Muhasabah adalah Evaluasi Terhadap Diri Sendiri agar Lebih Baik. Muhasabah atau introspeksi diri adalah salah satu cara evaluasi dan membersihkan diri sendiri dari kesalahan-kesalahan yang mungkin telah diperbuat. Muhasabah adalah memperhatikan dan merenungkan hal-hal baik dan buruk yang telah dilakukan. Termasuk memperhatikan niat dan tujuan suatu perbuatan yang telah dilakukan, serta menghitung untung dan rugi suatu perbuatan.
Muhasabah diidentikkan dengan menilai diri sendiri, mengevaluasi, atau introspeksi diri dengan mengacu kepada Alquran dan hadis Nabi sebagai dasar penilaian, bukan berdasarkan keinginan diri sendiri. Muhasabah adalah salah satu cara untuk memperbaiki hati, melatih, menyucikan, dan membersihkannya, mengutip Rofaah dalam buku Akhlak Keagamaan.

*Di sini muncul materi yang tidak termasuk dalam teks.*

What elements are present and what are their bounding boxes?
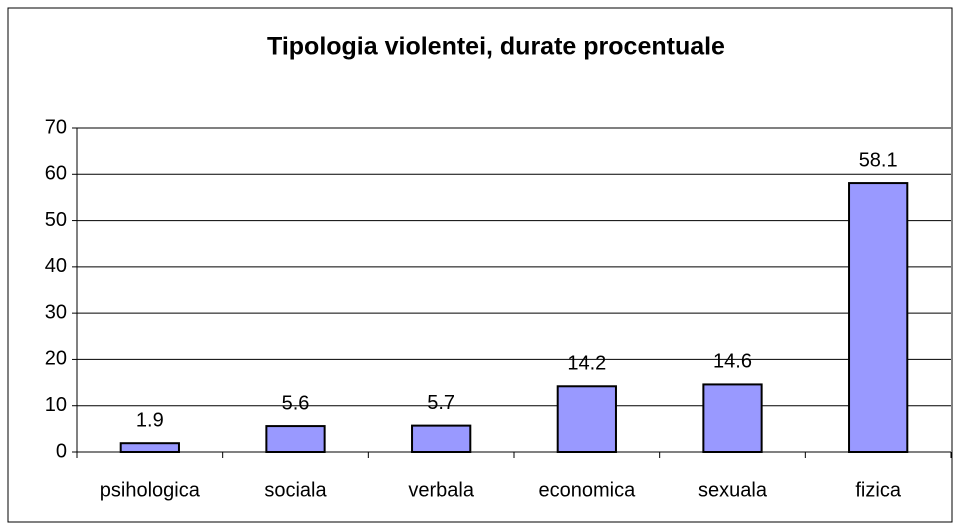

Setiap orang muslim dituntun untuk senantiasa melakukan muhasabah berdasarkan firman Allah dalam surah al-Hasyr ayat 18 yang berbunyi;“Wahai orang-orang yang beriman! Bertaqwalah kepada Allah (dengan mengerjakan suruhan-Nya dan meninggalkan larangan-Nya), dan hendaklah tiap-tiap diri melihat dan memerhatikan apa yang ia telah sediakan (dari amal-amalnya) untuk hari esok (hari Akhirat). Dan (sekali lagi diingatkan) bertaqwalah kepada Allah, sesungguhnya Allah amat meliputi pengetahuannya akan segala yang kamu kerjakan.” (al-Hasyr: 18).
Berikut ini adalah pengertian dan penjelasan selengkapnya mengenai muhasabah yang perlu Anda ketahui.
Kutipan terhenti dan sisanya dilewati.